Das Manifest der niederländischen »Freien Linken« kritisiert Identitätspolitik und Religion

Gegen den Rassismus der geringen Erwartungen

In den Niederlanden wird in einem Manifest die Linke zur Rückkehr zu ihren säkularen Wurzeln aufgefordert. Die Kritik der Verteidiger von Identitätspolitik und Religion ließ nicht lange auf sich warten.

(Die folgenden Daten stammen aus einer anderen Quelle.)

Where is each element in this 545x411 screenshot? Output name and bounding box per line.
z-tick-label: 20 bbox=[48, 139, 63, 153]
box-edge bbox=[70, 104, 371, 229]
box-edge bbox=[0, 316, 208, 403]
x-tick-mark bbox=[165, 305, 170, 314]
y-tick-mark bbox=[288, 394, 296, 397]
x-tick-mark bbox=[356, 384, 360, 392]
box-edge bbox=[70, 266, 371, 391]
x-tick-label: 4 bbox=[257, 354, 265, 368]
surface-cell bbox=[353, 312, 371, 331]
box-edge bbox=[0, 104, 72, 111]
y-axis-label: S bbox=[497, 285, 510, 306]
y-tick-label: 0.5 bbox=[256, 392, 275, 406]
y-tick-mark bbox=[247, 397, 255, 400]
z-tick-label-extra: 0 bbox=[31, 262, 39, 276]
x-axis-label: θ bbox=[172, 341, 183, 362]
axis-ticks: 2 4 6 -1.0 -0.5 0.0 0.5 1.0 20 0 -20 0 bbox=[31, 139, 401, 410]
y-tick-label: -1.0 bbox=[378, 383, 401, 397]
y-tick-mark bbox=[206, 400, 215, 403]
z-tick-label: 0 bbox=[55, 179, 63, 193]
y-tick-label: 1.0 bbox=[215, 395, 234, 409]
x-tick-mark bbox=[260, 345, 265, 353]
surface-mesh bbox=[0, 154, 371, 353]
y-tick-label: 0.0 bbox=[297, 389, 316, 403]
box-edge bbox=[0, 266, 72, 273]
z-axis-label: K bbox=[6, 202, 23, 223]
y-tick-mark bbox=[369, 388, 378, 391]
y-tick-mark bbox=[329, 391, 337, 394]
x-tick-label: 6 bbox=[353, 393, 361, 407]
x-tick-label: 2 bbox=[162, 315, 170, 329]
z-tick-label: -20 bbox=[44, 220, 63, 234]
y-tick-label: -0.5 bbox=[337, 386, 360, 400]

»Gruppendenken spaltet das Land. Die nationalistische Rechte labt sich an Nationalromantik, und die regressive Linke antwortet mit einer ebenso wenig verbindenden Erzählung von Identitätspolitik. Die Gruppe verdrängt sowohl Nation als auch Individuum. Die progressive Linke, gestützt auf universelle Werte und Fortschritt, schnappt wie ein schwer Verwundeter nach Luft.« Diese Beschreibung bezieht sich nicht auf eine dystopische Zukunft; vielmehr soll das »Manifest der Freien Linken«, das Mitte Mai in der Tageszeitung de Volkskrant publiziert wurde, die niederländische Gegenwart skizzieren. Diese sei gekennzeichnet durch »wachsende Polarisierung und Segregation« sowie »ethnisch-religiöse Gegensätze«. Das Gegenmittel wird gleich mitgereicht: die Entwicklung einer Gesellschaft »mündiger, selbständiger Bürger«, in der die »Freie Linke« zu ihren »freisinnigen, säkularen Wurzeln« zurückfinden soll. Ganz im Sinne Spinozas und der Aufklärung.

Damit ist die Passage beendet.